#002: Why blockchain
In 2009, Satoshi Nakamoto developed Bitcoin (BTC), hailed as a revolution in monetary finance, while the introduction of Ethereum’s (ETH) smart contracts truly brought blockchain into the public eye as a foundational infrastructure.
What is Blockchain?
When people hear “blockchain,” many think of anonymous electronic cash. Indeed, the concept of anonymous digital currency was the precursor to Bitcoin. In the 1980s and 1990s, anonymous e-cash protocols relied primarily on a cryptographic primitive called Chaumian blind signatures, offering a highly private form of money. However, these protocols largely failed to gain traction because they depended on centralized intermediaries. This eventually led to the creation of Bitcoin by Satoshi Nakamoto.
As the name suggests, a blockchain is composed of a chain of blocks. Each block forms an unalterable chain with the others. A key feature of Bitcoin is that its blocks are stored in a multi-layered data structure. The hash of a block is actually just the hash of the block header—a piece of data about 200 bytes in size that contains a timestamp, a nonce, the hash of the previous block, and the hash of the Merkle root. The Merkle root is a binary tree structure made up of a set of leaf nodes, intermediate nodes, and a root node. Any change in a node would cause the entire Merkle root to change.
This makes it extremely costly for an attacker to achieve their desired outcome, often with profits that don’t even outweigh the costs of mining.
The left image illustrates an example of a Merkle root.

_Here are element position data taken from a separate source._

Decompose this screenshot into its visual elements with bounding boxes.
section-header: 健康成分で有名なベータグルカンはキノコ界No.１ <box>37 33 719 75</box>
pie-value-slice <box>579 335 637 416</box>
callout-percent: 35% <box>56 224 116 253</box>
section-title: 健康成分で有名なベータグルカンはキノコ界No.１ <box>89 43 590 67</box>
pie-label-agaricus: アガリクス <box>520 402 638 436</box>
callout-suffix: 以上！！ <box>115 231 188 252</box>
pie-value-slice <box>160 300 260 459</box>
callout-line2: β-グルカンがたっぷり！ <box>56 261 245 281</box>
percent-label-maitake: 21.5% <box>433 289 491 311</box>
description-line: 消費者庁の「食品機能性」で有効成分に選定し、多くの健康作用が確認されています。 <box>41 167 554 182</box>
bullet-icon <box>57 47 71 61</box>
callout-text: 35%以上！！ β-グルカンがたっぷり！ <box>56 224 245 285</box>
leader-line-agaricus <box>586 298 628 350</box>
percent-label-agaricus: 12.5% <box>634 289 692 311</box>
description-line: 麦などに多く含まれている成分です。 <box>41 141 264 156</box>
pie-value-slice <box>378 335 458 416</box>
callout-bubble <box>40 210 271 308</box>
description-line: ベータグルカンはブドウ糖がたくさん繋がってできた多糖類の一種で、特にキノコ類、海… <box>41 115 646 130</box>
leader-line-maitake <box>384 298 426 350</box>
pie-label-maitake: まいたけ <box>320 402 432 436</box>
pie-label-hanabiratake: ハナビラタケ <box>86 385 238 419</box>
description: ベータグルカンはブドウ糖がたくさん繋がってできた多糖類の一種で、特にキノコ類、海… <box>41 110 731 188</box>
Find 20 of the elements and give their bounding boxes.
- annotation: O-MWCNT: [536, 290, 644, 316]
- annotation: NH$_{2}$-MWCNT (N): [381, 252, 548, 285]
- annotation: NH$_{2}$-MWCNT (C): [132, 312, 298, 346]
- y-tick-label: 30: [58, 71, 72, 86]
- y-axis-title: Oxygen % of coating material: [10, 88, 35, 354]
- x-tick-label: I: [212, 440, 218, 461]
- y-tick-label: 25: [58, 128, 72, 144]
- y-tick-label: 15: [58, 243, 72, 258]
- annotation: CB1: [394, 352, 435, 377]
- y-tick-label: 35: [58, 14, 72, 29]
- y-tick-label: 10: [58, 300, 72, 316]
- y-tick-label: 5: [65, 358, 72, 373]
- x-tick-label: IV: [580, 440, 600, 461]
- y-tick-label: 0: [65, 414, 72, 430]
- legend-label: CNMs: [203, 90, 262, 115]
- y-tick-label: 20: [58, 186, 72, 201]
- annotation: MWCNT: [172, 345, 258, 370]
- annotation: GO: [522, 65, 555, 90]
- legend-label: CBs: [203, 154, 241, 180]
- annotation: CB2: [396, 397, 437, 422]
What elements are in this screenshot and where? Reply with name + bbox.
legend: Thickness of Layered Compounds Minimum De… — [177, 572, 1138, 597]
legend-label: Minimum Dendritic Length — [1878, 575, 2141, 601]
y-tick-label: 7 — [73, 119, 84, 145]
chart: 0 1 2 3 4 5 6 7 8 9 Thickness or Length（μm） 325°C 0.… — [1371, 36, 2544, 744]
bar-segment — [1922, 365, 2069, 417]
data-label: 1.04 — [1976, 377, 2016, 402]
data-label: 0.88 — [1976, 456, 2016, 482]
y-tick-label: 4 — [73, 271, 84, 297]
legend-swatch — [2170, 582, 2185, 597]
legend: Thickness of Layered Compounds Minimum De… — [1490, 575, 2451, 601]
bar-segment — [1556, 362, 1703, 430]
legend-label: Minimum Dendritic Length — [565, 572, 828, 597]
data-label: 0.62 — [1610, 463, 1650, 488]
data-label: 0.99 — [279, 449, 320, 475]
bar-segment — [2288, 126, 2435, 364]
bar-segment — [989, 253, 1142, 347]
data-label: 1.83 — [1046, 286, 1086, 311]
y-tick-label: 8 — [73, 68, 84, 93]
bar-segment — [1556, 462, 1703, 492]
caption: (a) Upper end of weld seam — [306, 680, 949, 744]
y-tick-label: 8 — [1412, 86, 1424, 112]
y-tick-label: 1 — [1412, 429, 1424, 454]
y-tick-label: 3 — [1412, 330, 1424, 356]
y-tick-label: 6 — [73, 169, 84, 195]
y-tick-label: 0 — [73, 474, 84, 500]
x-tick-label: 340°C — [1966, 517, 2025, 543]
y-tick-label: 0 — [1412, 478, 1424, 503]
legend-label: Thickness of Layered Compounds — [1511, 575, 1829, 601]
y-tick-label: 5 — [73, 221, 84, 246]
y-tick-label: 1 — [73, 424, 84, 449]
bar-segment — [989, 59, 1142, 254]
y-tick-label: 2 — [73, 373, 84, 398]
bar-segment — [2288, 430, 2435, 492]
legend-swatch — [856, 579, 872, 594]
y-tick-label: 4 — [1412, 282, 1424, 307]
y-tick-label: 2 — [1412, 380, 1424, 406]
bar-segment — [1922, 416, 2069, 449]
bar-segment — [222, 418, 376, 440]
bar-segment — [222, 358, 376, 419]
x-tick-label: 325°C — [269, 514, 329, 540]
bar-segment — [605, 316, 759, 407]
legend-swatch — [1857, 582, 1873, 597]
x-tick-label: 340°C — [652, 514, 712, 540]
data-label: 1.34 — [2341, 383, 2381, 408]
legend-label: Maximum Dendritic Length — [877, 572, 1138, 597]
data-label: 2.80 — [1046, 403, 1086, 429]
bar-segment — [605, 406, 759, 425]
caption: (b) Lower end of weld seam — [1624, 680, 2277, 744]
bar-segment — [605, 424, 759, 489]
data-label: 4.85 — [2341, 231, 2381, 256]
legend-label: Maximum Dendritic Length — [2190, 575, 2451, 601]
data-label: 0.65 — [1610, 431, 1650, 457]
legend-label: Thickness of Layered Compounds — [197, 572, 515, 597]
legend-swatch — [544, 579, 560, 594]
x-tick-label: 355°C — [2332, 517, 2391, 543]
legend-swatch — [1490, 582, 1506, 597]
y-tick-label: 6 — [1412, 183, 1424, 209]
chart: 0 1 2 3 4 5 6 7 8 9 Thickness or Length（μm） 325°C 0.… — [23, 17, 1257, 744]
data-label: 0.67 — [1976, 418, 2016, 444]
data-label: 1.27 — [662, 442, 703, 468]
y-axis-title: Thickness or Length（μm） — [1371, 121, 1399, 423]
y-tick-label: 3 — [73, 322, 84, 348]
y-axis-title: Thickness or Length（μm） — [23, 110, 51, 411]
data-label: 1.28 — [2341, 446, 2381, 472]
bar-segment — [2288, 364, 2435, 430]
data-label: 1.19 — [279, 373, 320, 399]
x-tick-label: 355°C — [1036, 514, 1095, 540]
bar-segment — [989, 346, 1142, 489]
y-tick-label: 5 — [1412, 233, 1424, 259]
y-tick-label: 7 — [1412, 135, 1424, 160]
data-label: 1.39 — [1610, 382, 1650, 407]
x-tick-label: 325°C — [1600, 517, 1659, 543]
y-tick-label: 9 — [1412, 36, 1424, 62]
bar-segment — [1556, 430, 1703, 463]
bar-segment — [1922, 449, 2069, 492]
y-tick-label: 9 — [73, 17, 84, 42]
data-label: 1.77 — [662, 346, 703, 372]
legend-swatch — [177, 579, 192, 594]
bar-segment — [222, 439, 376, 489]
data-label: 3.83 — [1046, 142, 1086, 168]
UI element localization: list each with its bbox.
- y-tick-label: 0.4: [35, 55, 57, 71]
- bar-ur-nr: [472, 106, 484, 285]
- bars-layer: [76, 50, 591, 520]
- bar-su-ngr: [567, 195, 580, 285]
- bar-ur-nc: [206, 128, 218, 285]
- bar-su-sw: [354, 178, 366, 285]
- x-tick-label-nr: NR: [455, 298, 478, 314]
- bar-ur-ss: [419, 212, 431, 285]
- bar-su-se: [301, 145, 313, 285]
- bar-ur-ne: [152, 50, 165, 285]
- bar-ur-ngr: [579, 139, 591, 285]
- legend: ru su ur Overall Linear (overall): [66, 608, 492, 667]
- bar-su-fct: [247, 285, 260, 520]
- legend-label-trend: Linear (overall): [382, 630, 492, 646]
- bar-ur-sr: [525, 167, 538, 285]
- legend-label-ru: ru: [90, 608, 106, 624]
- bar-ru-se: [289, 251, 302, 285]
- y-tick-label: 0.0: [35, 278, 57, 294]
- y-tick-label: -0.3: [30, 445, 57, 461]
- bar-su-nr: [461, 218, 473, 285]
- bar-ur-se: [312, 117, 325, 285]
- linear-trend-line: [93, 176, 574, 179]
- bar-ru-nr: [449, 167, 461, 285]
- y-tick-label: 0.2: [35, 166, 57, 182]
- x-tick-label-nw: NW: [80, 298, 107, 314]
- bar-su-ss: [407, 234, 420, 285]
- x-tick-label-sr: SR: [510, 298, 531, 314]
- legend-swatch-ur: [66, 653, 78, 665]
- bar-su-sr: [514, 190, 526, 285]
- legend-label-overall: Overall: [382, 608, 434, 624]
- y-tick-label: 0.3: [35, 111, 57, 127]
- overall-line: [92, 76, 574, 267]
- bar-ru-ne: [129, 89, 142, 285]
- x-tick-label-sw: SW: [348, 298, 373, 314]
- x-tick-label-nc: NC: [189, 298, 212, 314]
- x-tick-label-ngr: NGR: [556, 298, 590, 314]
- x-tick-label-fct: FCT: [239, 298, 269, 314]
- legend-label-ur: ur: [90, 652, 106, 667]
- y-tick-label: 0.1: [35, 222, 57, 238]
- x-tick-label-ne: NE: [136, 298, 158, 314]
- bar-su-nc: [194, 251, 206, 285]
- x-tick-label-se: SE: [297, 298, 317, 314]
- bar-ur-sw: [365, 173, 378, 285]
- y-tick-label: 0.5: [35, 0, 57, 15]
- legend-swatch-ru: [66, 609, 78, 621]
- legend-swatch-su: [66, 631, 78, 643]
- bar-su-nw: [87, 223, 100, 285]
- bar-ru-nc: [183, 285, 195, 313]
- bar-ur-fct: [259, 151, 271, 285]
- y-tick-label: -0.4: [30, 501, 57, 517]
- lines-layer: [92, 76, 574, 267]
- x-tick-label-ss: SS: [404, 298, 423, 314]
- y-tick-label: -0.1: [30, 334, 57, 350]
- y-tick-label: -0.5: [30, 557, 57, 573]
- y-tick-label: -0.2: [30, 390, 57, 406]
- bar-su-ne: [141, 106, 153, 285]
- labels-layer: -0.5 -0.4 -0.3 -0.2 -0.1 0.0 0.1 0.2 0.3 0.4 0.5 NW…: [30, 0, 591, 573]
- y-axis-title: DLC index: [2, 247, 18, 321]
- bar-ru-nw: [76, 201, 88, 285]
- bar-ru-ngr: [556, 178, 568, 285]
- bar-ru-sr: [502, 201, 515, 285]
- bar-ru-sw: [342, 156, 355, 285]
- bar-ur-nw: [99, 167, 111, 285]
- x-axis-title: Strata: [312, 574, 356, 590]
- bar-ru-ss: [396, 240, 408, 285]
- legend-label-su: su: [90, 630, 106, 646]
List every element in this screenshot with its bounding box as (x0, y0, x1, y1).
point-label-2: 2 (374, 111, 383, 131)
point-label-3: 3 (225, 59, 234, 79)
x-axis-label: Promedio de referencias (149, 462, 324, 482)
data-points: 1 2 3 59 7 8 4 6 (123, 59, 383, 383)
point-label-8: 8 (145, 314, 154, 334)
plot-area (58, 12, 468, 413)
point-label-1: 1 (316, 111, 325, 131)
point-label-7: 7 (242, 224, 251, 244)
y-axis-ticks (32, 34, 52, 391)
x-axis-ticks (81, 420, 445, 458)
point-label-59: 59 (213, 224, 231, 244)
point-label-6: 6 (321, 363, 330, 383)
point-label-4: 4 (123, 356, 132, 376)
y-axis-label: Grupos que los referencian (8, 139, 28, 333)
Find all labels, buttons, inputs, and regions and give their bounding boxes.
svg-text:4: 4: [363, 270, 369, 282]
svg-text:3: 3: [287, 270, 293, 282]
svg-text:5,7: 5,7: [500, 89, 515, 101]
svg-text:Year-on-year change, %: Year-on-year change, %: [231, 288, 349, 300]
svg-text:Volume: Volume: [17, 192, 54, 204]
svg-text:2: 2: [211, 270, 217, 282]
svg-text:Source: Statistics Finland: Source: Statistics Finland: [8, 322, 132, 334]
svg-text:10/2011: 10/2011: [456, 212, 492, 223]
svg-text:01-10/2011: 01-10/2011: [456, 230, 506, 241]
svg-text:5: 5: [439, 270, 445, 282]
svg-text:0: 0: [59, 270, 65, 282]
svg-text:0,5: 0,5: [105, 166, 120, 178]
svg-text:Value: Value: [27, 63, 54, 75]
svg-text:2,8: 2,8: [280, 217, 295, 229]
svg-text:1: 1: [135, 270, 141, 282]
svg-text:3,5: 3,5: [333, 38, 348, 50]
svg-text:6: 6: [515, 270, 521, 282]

The right image shows how tampering with any node in the Merkle tree leads to a change in the entire Merkle root.
Characteristics of Blockchain
Decentralization
Blockchain isn’t operated by an individual or a single company or institution but by countless nodes. Anyone can join this revolution. Anyone can set up their own node to mine and earn substantial rewards.
Honest nodes control the vast majority of the network, though there are also malicious nodes. Fortunately, they do not control 51% of the honest nodes.
Immutability
Blockchain follows the longest chain principle. If Miner A and Miner B both mine different blocks at the same time, it doesn’t result in two separate blockchains. Instead, it causes a temporary fork—Miners following Miner A and others following Miner B. Since blockchain adheres to the longest chain principle (i.e., whichever chain accumulates the most Proof of Work), it’s a fair race. If Miner A is in a more favorable network location and its block announcement reaches more nodes, more blocks will follow it, and Miner A wins.
It is because of this characteristic that if an attacker wants to tamper with a block, they would need to control the majority of the world’s nodes (a 51% attack). No computer in the world today can generate that much computational power. If someone actually managed to alter the blockchain, that attacker would likely be from the future.
Anonymity
A blockchain account consists of a public key and a private key. Each public key corresponds to a private key. The blockchain does not reveal where you are from or what activities you’ve participated in.
It only knows what transactions you’ve made—for example, how much BTC was sent to which address. Of course, if you publicly share your address on social media, that’s a different story.
Before attempting to leak your address, remember: the blockchain is a dark forest.
Transparency
Traditional bank accounts are generally not accessible to ordinary people. If a bank insider secretly transfers your money to another account and then back, you would hardly notice. Even if certain groups engage in insider trading, it’s almost impossible to detect.
Blockchain solves this issue effectively. Every action on the chain is recorded. Remember, the blockchain itself is a decentralized ledger.
A side note: This is how many meme coins come into existence. Someone discovers a coin, finds out it was issued by a famous person, and suddenly—a narrative is born.
Applications of Blockchain
Given its many excellent features, its applications are highly forward-looking.
Admittedly, a counterargument might be that many blockchain applications are centralized. This isn’t an exaggeration—it’s simply the reality.
If a legitimate company wants to develop blockchain technology, it must go through government approval processes involving audits, security reports, and more. I won’t delve into the details here.
So, does this betray the original intention of decentralization?
I can’t provide a definitive answer. I can only say it’s beyond our control. Your information remains yours alone—unless you enter the blockchain industry, in which case your information will naturally be exposed.
Blockchain applications still face centralized constraints because, without centralization, it’s difficult to gauge credibility.
Isn’t that ironic?
We live in an open era—free and passionate.
We live in a regulated era—transparency squared.
Conclusion
The emergence of blockchain has shortened the world’s distances. The world is no longer defined by continents and straits. Through blockchain, we can effortlessly transmit information from Antarctica to the Arctic Ocean. Anonymous electronic cash can resist the traditional cash issued by banks.
However, anonymity also comes with risks. The chain is filled with all kinds of hackers and various scams. Before fully understanding the concepts, tread carefully on the chain.
Even though blockchain has been developing since 2009, it remains at the forefront of the industry. The future is still full of limitless possibilities—provided you are smart enough.